More than seven months into 2017, many investors by now know about the U.S. dollar’s struggles. Down 8.4% year-to-date, the PowerShares DB U.S. Dollar Index Bullish Fund (NYSEArca: UUP), the tracking exchange traded fund for the U.S. Dollar Index, is one of the worst-performing currency exchange traded funds this year.
UUP tracks the price movement of the U.S. dollar against a basket of currencies, including the euro, Japanese yen, British pound, Canadian dollar, Swedish krona and Swiss franc.

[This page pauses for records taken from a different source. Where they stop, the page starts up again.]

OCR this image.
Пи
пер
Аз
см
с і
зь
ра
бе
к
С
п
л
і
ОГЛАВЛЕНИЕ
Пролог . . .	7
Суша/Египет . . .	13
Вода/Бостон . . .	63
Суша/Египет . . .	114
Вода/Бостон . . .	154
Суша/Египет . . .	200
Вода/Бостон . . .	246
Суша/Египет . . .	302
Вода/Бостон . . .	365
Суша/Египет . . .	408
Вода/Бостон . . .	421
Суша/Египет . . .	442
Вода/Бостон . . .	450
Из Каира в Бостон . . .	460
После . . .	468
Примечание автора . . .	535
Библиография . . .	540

Other currencies, including the Australian dollar, yen and Canadian dollar have recently been gaining momentum against the greenback.

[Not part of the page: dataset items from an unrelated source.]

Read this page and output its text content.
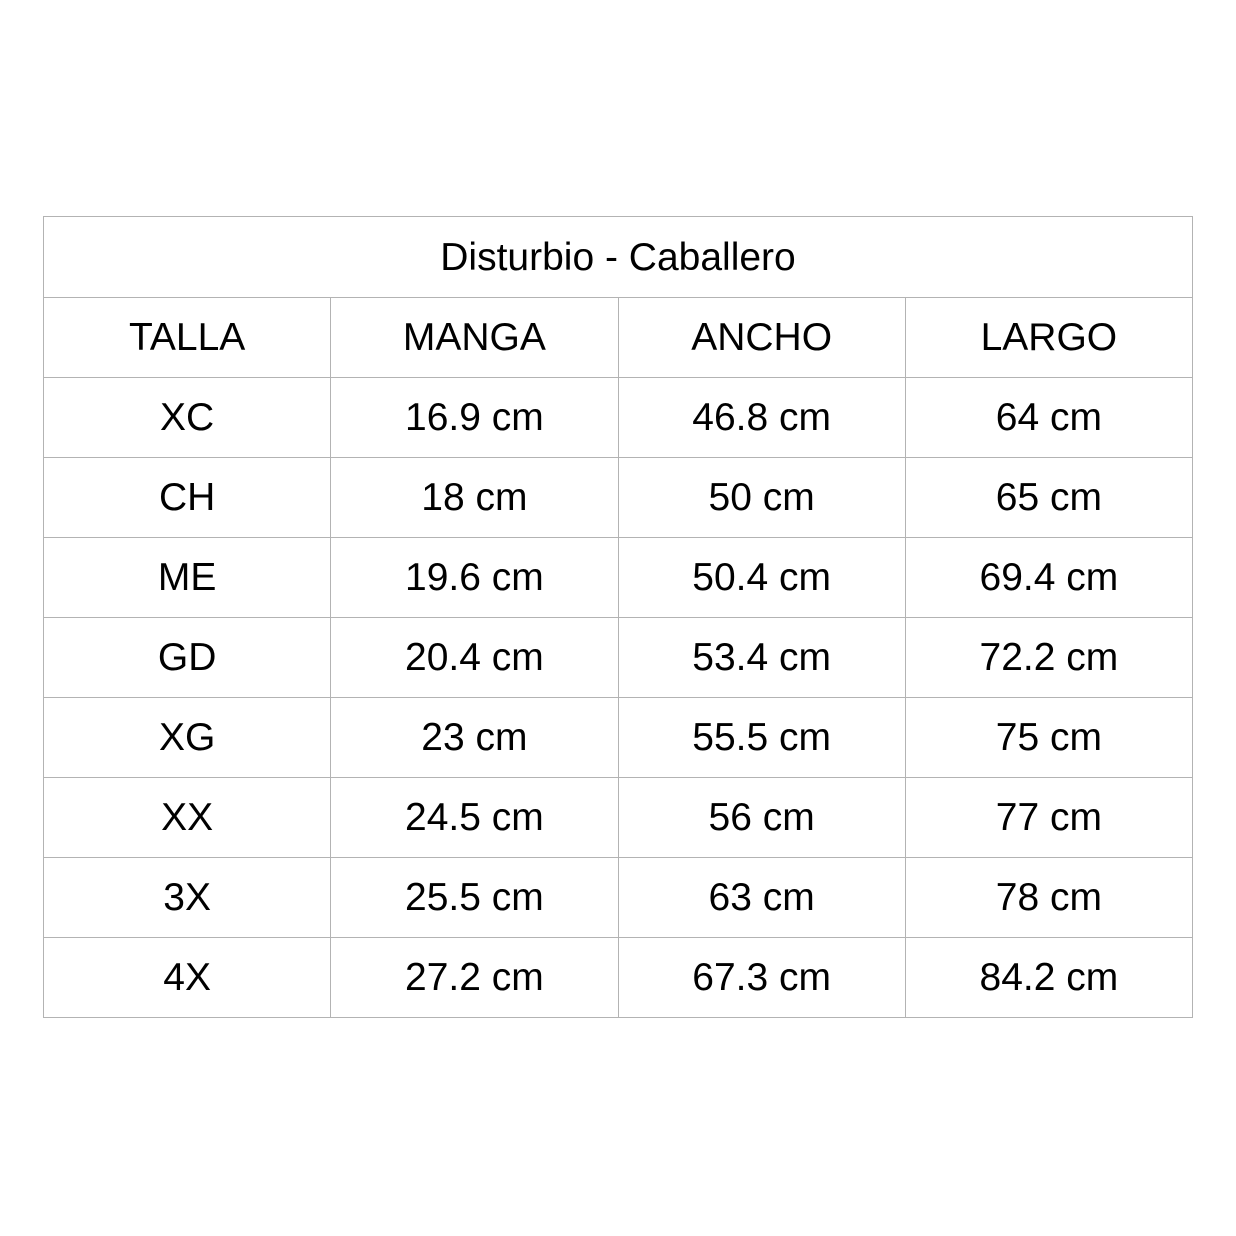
Disturbio - Caballero			
TALLA	MANGA	ANCHO	LARGO
XC	16.9 cm	46.8 cm	64 cm
CH	18 cm	50 cm	65 cm
ME	19.6 cm	50.4 cm	69.4 cm
GD	20.4 cm	53.4 cm	72.2 cm
XG	23 cm	55.5 cm	75 cm
XX	24.5 cm	56 cm	77 cm
3X	25.5 cm	63 cm	78 cm
4X	27.2 cm	67.3 cm	84.2 cm
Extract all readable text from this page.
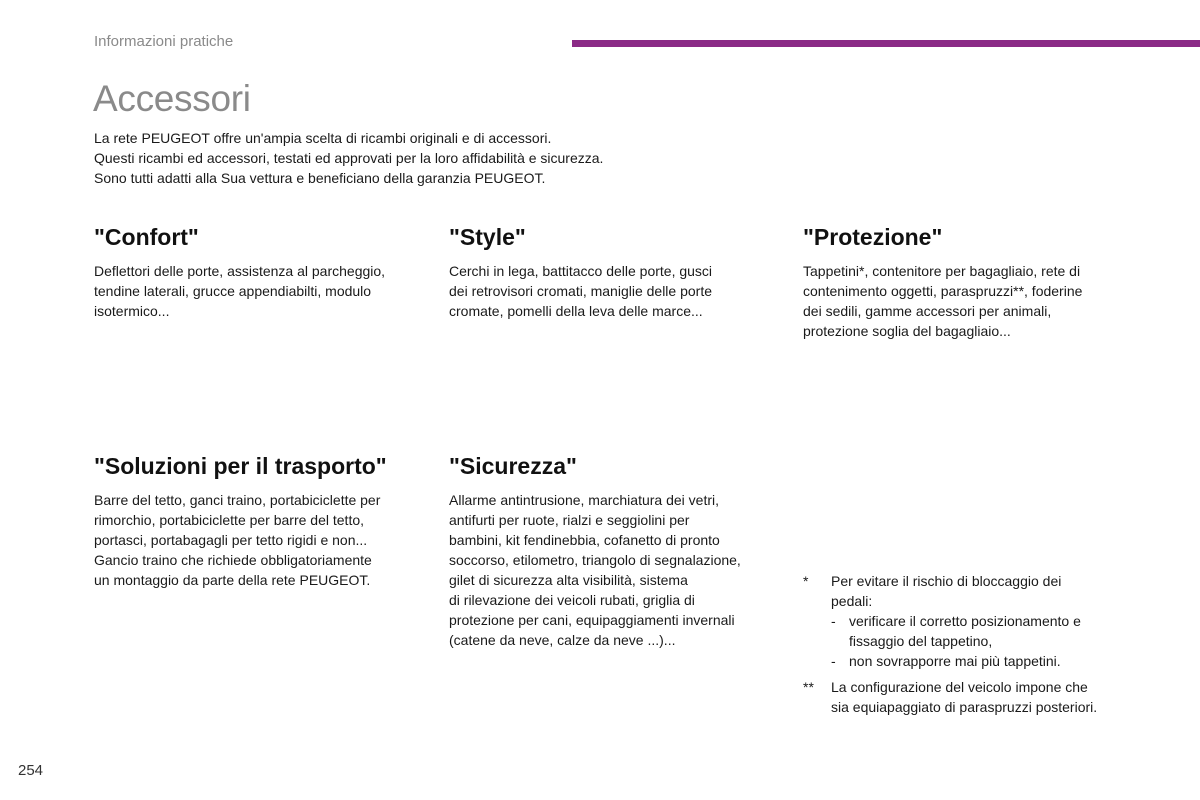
Informazioni pratiche
Accessori
La rete PEUGEOT offre un'ampia scelta di ricambi originali e di accessori.
Questi ricambi ed accessori, testati ed approvati per la loro affidabilità e sicurezza.
Sono tutti adatti alla Sua vettura e beneficiano della garanzia PEUGEOT.
"Confort"
Deflettori delle porte, assistenza al parcheggio,
tendine laterali, grucce appendiabilti, modulo
isotermico...
"Style"
Cerchi in lega, battitacco delle porte, gusci
dei retrovisori cromati, maniglie delle porte
cromate, pomelli della leva delle marce...
"Protezione"
Tappetini*, contenitore per bagagliaio, rete di
contenimento oggetti, paraspruzzi**, foderine
dei sedili, gamme accessori per animali,
protezione soglia del bagagliaio...
"Soluzioni per il trasporto"
Barre del tetto, ganci traino, portabiciclette per
rimorchio, portabiciclette per barre del tetto,
portasci, portabagagli per tetto rigidi e non...
Gancio traino che richiede obbligatoriamente
un montaggio da parte della rete PEUGEOT.
"Sicurezza"
Allarme antintrusione, marchiatura dei vetri,
antifurti per ruote, rialzi e seggiolini per
bambini, kit fendinebbia, cofanetto di pronto
soccorso, etilometro, triangolo di segnalazione,
gilet di sicurezza alta visibilità, sistema
di rilevazione dei veicoli rubati, griglia di
protezione per cani, equipaggiamenti invernali
(catene da neve, calze da neve ...)...
*	Per evitare il rischio di bloccaggio dei
pedali:
- verificare il corretto posizionamento e
fissaggio del tappetino,
- non sovrapporre mai più tappetini.
**	La configurazione del veicolo impone che
sia equiapaggiato di paraspruzzi posteriori.
254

Although the greenback has been a currency laggard this year, that is not stopping some currency market observers from calling the anti-dollar trade crowded or some analysts from speculating that the U.S. currency is long overdue for a rebound.

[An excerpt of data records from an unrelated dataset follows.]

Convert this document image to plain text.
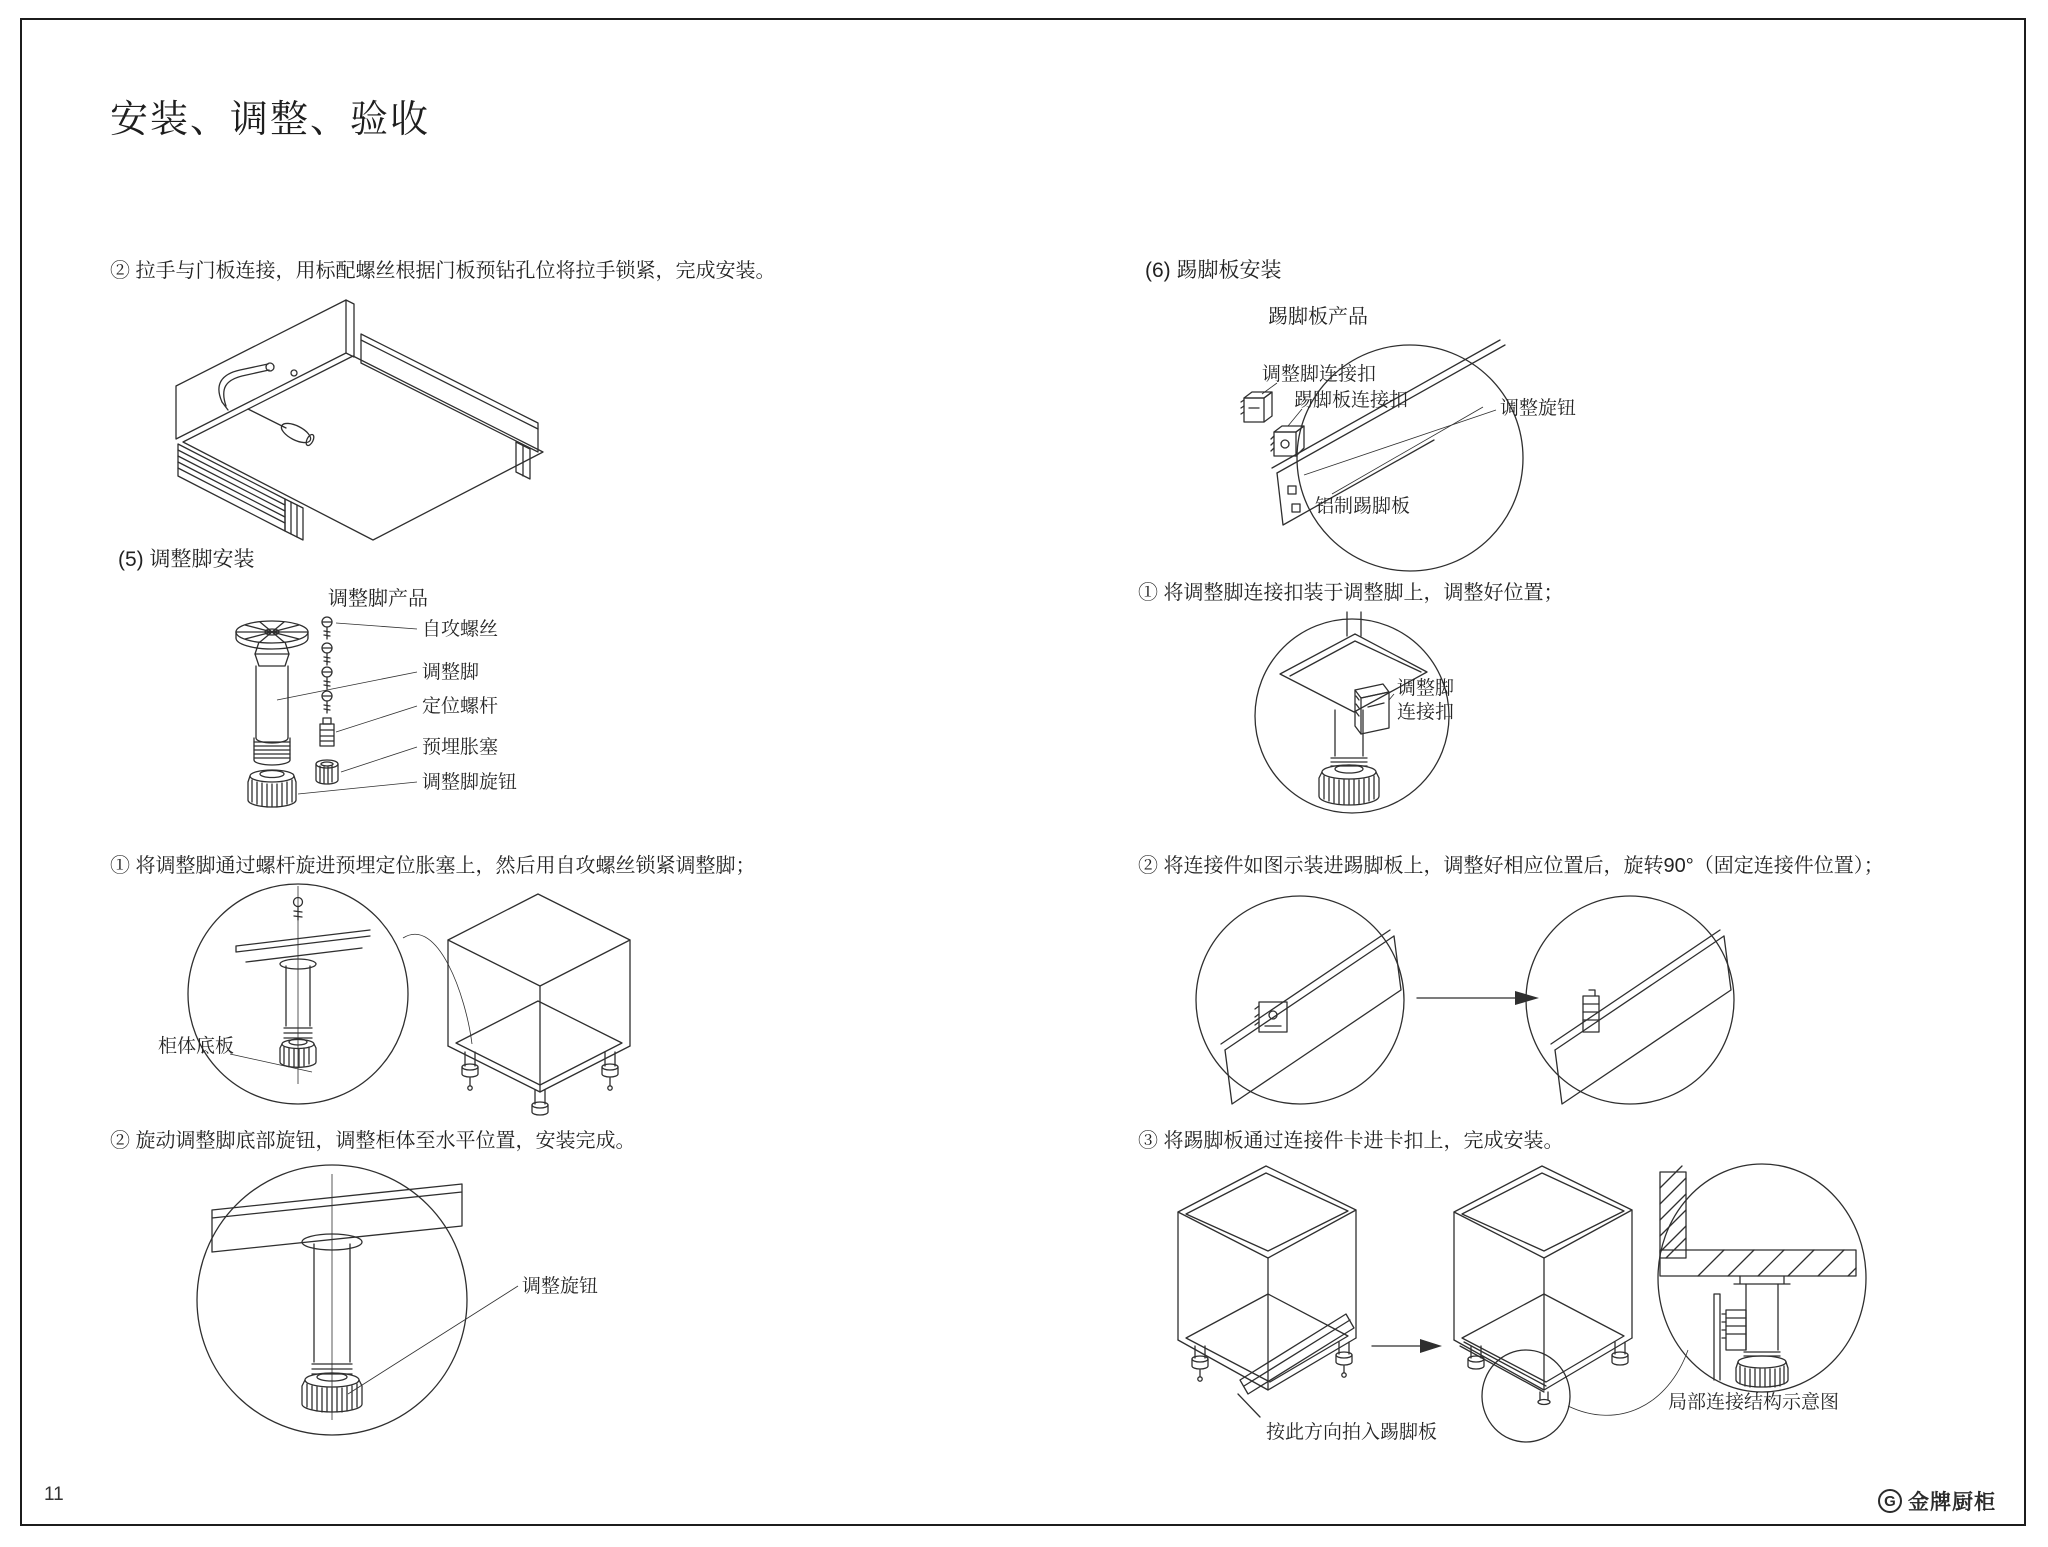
安装、调整、验收
② 拉手与门板连接，用标配螺丝根据门板预钻孔位将拉手锁紧，完成安装。
(5) 调整脚安装
调整脚产品
自攻螺丝
调整脚
定位螺杆
预埋胀塞
调整脚旋钮
① 将调整脚通过螺杆旋进预埋定位胀塞上，然后用自攻螺丝锁紧调整脚；
柜体底板
② 旋动调整脚底部旋钮，调整柜体至水平位置，安装完成。
调整旋钮
(6) 踢脚板安装
踢脚板产品
调整脚连接扣
踢脚板连接扣	调整旋钮
铝制踢脚板
① 将调整脚连接扣装于调整脚上，调整好位置；
调整脚
连接扣
② 将连接件如图示装进踢脚板上，调整好相应位置后，旋转90°（固定连接件位置）；
③ 将踢脚板通过连接件卡进卡扣上，完成安装。
按此方向拍入踢脚板
局部连接结构示意图
11	G 金牌厨柜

“It is too early to declare the dollar is heading into a protracted decline despite experiencing a rough 2017, especially against the euro, Goldman Sachs said on Wednesday,” reports Reuters. “Perception of a stalled agenda on tax reform in Washington, soft domestic inflation and wage growth and a possible change of leadership at the Federal Reserve have hurt the dollar in the first eight months of this year, according to two analysts at the New York-based U.S. investment bank.”